I wonder if the answer lies in consolidating our position. We have a lot of technology now. Take the bandwidth into the house. My bandwidth has increased almost in proportion to the amount my interest in what is delivered across it has dropped.

What I need is
1) A simple way to alarm my flat so I can see what is happening in a secure way while away.
2) Proper and easy video conf with people in high quality that does not require a degree in computing to operate. I have neither a beard or a tweed jacket with arm pads and do not want to learn anything about ports, bandwidth, add ins, dlls etc.

I want things integrated and easy to use.
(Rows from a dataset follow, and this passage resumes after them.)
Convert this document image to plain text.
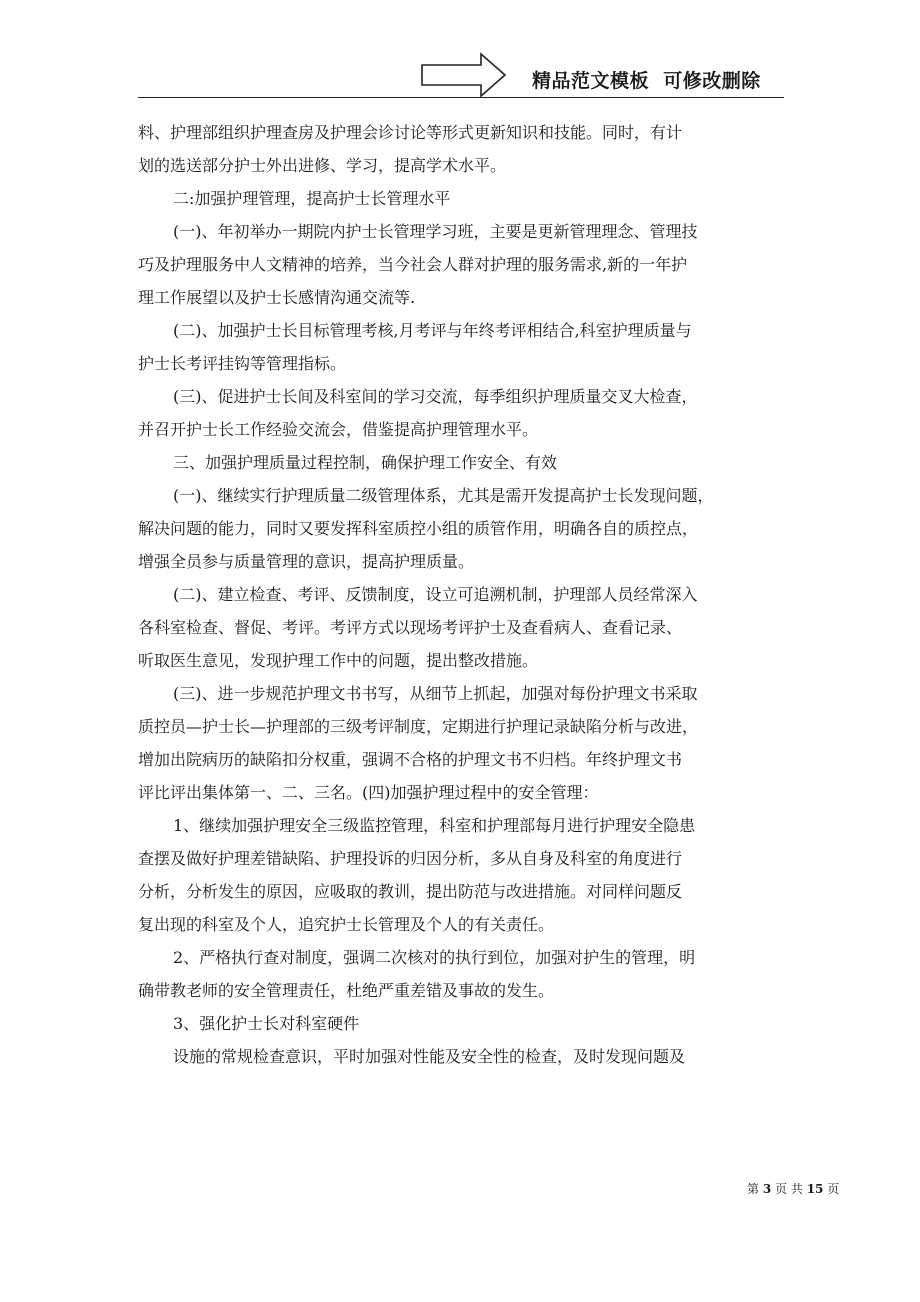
精品范文模板  可修改删除
料、护理部组织护理查房及护理会诊讨论等形式更新知识和技能。同时，有计
划的选送部分护士外出进修、学习，提高学术水平。
二:加强护理管理，提高护士长管理水平
(一)、年初举办一期院内护士长管理学习班，主要是更新管理理念、管理技
巧及护理服务中人文精神的培养，当今社会人群对护理的服务需求,新的一年护
理工作展望以及护士长感情沟通交流等.
(二)、加强护士长目标管理考核,月考评与年终考评相结合,科室护理质量与
护士长考评挂钩等管理指标。
(三)、促进护士长间及科室间的学习交流，每季组织护理质量交叉大检查，
并召开护士长工作经验交流会，借鉴提高护理管理水平。
三、加强护理质量过程控制，确保护理工作安全、有效
(一)、继续实行护理质量二级管理体系，尤其是需开发提高护士长发现问题，
解决问题的能力，同时又要发挥科室质控小组的质管作用，明确各自的质控点，
增强全员参与质量管理的意识，提高护理质量。
(二)、建立检查、考评、反馈制度，设立可追溯机制，护理部人员经常深入
各科室检查、督促、考评。考评方式以现场考评护士及查看病人、查看记录、
听取医生意见，发现护理工作中的问题，提出整改措施。
(三)、进一步规范护理文书书写，从细节上抓起，加强对每份护理文书采取
质控员—护士长—护理部的三级考评制度，定期进行护理记录缺陷分析与改进，
增加出院病历的缺陷扣分权重，强调不合格的护理文书不归档。年终护理文书
评比评出集体第一、二、三名。(四)加强护理过程中的安全管理：
1、继续加强护理安全三级监控管理，科室和护理部每月进行护理安全隐患
查摆及做好护理差错缺陷、护理投诉的归因分析，多从自身及科室的角度进行
分析，分析发生的原因，应吸取的教训，提出防范与改进措施。对同样问题反
复出现的科室及个人，追究护士长管理及个人的有关责任。
2、严格执行查对制度，强调二次核对的执行到位，加强对护生的管理，明
确带教老师的安全管理责任，杜绝严重差错及事故的发生。
3、强化护士长对科室硬件
设施的常规检查意识，平时加强对性能及安全性的检查，及时发现问题及
第 3 页 共 15 页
The next revolution will be usability and that requires no new technology just the world to slow down and focus on quality rather than a quest for novelty.

3 Comments:

Blogger Unknown said...

You occasionally have a beard…

10:06 pm  
Blogger Alan said...

have you checked this out

http://alertme.com/

9:18 am  
Blogger So long and thanks for all the fish said...

I have to buy another gadget, install it and learn how to use it. I don't have to buy a microwave and then buy a separate clock and bolt it on myself.

We have all this technology and on the whole some advanced things can be done for very little money. So why not integrate it into new houses? Its not as if margin's are tight on new builds.

The car industry has it right. Leading edge products come as separate add-ons. I remember the auto window winder you could fit onto a car door to get electric windows. Now they all have it. Same for stereos, trip computers, mobile phones, GPS, reversing sensors. They take the leading edge stuff and integrate it, make it either invisible or simple to use.

Why don't they do that for houses? Why is everything still and add on?